Upon consideration of the parties' briefs (Docs. 12, 13, 16), those portions of the administrative record (Doc. 11) (hereinafter cited as "(R. [page number(s) in lower-right corner of transcript])") relevant to the issues raised, and the oral argument of the parties made May 25, 2016, the Court finds that the Commissioner's decision is due to be
On February 6, 2012, Walls filed applications for a period of disability, DIB, and SSI with the Social Security Administration ("SSA"),
Walls requested review of the ALJ's decision by the SSA's Appeals Council. The Commissioner's decision on Walls's applications became final when the Appeals Council denied the request for review on April 7, 2015. (R. 1-6). On June 3, 2015, Walls filed this action under §§ 405(g) and 1383(c)(3) for judicial review of the Commissioner's final decision. (Doc. 1).

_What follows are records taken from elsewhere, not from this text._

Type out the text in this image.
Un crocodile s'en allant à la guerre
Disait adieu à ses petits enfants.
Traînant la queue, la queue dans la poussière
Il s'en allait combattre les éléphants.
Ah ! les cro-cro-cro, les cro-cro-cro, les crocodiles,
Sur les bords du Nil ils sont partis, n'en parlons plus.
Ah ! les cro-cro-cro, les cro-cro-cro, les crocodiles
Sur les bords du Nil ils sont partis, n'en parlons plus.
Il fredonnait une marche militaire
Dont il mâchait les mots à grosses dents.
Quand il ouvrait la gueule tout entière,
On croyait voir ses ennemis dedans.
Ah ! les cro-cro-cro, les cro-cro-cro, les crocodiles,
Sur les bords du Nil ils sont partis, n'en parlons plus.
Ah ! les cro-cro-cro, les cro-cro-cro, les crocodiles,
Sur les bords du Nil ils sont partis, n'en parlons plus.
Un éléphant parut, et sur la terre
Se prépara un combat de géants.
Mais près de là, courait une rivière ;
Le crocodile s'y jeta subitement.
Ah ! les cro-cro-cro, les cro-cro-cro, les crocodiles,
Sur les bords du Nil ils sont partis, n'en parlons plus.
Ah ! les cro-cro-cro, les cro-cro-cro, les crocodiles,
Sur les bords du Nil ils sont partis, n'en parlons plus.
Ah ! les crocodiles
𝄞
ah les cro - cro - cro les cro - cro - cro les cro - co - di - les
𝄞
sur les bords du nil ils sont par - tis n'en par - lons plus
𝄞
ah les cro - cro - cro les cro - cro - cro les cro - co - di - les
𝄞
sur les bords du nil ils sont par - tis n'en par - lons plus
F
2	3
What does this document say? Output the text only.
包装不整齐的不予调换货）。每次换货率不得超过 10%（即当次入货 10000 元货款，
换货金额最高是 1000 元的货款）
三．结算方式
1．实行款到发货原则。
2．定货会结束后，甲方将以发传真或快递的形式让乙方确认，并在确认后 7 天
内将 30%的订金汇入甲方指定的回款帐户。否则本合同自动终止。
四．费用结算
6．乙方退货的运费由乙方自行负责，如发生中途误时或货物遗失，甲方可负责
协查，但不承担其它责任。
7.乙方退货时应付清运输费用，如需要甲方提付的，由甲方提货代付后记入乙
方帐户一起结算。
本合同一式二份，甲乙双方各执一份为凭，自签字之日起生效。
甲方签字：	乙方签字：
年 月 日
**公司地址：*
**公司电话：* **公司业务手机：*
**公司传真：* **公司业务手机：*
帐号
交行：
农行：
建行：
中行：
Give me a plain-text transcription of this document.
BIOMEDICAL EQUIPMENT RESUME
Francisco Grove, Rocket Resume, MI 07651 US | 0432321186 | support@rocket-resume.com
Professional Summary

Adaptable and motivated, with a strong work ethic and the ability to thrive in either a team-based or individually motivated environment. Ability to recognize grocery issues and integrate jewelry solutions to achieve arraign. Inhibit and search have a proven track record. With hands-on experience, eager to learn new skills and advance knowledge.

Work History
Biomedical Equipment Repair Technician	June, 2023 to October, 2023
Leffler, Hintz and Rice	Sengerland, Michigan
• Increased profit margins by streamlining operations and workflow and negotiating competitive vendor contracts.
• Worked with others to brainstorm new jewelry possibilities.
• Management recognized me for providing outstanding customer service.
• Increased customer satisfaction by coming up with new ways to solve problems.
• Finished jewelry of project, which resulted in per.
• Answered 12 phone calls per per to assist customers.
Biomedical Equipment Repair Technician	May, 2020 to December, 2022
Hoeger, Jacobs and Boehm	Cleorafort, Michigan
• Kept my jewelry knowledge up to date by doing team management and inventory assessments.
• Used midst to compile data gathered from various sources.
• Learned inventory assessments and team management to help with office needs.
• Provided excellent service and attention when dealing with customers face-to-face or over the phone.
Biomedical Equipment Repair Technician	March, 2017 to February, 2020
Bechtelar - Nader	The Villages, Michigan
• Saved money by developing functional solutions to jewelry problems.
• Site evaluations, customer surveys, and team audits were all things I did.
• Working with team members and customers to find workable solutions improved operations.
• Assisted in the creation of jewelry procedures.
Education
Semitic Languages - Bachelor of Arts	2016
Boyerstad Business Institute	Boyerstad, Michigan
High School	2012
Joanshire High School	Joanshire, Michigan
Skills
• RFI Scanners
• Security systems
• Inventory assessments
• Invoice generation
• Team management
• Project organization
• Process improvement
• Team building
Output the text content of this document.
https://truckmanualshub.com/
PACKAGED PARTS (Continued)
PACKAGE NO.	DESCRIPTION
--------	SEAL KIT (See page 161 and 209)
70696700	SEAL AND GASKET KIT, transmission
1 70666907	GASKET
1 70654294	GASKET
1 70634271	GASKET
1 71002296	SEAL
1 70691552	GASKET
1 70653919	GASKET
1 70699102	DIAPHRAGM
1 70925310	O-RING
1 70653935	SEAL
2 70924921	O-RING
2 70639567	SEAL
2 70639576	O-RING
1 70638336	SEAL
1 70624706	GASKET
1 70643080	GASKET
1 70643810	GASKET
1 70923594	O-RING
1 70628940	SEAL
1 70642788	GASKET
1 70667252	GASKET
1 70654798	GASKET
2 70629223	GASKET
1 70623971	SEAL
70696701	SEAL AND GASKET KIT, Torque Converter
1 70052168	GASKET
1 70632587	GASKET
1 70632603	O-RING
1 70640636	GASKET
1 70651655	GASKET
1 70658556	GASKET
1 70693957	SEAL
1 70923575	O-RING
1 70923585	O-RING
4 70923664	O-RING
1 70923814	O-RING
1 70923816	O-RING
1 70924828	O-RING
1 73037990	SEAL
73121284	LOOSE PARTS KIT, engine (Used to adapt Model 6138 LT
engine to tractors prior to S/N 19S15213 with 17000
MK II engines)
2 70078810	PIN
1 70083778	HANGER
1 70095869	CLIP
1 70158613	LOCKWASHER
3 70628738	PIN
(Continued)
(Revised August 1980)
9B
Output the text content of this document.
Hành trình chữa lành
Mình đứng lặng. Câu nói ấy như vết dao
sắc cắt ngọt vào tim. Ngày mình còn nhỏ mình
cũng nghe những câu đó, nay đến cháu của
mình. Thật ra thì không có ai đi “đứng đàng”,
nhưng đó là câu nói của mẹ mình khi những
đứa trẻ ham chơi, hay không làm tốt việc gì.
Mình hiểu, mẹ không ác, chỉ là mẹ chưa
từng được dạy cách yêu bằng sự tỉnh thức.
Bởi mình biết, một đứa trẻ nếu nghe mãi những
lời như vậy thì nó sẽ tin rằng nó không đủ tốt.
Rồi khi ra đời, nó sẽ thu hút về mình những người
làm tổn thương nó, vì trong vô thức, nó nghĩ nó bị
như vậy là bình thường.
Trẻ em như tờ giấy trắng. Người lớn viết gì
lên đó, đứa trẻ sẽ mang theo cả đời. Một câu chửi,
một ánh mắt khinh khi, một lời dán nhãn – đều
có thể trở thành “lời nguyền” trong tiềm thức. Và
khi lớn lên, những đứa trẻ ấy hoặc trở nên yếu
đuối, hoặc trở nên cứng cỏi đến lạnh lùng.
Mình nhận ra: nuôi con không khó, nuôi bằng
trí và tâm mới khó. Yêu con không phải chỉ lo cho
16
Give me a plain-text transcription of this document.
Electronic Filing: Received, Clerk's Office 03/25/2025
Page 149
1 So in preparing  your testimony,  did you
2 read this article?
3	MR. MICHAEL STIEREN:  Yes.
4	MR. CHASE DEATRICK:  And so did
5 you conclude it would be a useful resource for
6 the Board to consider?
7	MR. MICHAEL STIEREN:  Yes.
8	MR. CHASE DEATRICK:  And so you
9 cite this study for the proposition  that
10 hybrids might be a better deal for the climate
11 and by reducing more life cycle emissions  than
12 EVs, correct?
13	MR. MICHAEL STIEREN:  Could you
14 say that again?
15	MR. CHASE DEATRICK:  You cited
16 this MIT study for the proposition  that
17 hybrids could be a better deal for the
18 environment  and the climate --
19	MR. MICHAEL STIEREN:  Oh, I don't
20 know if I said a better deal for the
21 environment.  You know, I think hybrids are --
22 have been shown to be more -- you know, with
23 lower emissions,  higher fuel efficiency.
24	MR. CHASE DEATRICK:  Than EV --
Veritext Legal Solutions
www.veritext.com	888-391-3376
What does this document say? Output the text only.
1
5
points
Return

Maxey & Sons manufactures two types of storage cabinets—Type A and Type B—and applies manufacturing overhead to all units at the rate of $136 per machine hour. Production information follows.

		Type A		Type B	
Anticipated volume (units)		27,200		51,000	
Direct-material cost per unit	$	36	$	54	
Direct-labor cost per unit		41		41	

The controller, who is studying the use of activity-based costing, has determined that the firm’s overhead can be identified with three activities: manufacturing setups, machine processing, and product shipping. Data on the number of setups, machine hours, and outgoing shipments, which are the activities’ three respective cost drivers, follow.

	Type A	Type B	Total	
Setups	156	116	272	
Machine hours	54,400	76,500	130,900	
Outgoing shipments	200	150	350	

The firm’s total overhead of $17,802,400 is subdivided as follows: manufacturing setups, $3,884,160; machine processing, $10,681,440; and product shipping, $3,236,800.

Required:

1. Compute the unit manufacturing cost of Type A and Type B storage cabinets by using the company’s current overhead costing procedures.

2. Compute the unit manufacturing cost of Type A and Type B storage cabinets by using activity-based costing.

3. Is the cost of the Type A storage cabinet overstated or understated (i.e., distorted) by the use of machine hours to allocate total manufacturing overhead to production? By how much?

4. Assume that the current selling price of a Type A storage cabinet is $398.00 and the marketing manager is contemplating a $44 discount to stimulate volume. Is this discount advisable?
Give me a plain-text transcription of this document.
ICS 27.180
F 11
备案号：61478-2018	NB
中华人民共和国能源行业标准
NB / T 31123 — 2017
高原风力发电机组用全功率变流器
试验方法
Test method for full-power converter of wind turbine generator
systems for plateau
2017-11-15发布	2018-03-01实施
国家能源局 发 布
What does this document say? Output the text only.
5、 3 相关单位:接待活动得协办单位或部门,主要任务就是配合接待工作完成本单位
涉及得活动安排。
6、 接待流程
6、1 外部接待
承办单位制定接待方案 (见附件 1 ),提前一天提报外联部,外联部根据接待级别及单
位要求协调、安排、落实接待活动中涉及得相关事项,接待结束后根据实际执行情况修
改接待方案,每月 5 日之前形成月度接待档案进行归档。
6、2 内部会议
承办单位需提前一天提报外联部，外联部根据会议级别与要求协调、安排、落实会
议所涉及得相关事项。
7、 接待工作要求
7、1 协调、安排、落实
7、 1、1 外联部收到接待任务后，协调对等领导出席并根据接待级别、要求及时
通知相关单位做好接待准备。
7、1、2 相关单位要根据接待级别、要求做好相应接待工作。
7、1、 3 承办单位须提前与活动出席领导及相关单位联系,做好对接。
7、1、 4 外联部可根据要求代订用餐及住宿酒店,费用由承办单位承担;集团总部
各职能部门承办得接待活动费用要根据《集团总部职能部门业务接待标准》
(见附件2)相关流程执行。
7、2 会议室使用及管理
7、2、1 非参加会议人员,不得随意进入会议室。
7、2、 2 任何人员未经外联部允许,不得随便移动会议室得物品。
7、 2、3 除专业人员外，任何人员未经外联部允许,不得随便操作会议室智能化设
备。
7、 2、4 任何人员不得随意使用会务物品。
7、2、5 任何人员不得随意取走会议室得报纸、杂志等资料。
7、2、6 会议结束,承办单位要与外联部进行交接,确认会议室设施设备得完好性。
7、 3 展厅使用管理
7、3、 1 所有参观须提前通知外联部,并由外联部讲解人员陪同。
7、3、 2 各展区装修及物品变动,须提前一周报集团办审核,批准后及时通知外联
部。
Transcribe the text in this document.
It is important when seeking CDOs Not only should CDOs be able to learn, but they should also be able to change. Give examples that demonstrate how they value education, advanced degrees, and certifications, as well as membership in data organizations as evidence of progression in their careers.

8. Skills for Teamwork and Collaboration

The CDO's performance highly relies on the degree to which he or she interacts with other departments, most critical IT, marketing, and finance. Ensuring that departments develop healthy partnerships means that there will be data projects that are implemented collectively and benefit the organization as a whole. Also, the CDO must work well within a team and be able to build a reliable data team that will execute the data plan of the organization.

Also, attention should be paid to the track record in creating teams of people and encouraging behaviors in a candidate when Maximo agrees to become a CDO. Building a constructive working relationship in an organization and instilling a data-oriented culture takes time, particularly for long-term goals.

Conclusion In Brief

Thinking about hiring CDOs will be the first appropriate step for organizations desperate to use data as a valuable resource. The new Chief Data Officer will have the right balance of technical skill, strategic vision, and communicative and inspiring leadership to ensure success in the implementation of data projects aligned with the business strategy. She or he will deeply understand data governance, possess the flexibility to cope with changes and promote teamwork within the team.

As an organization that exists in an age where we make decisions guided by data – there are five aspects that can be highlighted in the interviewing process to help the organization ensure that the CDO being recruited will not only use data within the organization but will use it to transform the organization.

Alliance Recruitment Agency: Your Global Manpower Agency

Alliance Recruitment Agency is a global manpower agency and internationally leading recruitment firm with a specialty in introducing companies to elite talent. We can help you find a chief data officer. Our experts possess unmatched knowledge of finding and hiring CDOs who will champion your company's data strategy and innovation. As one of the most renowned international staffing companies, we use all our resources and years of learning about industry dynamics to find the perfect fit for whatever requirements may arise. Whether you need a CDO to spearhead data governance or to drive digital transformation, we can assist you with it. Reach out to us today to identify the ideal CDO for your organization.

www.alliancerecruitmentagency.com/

See 42 U.S.C. § 1383(c)(3) ("The final determination of the Commissioner of Social Security after a hearing [for SSI benefits] shall be subject to judicial review as provided in section 405(g) of this title to the same extent as the Commissioner's final determinations under section 405 of this title."); 42 U.S.C. § 405(g) ("Any individual, after any final decision of the Commissioner of Social Security made after a hearing to which he was a party, irrespective of the amount in controversy, may obtain a review of such decision by a civil action commenced within sixty days after the mailing to him of notice of such decision or within such further time as the Commissioner of Social Security may allow."); Ingram v. Comm'r of Soc. Sec. Admin., 496 F.3d 1253, 1262 (11th Cir. 2007) ("The settled law of this Circuit is that a court may review, under sentence four of section 405(g), a denial of review by the Appeals Council.").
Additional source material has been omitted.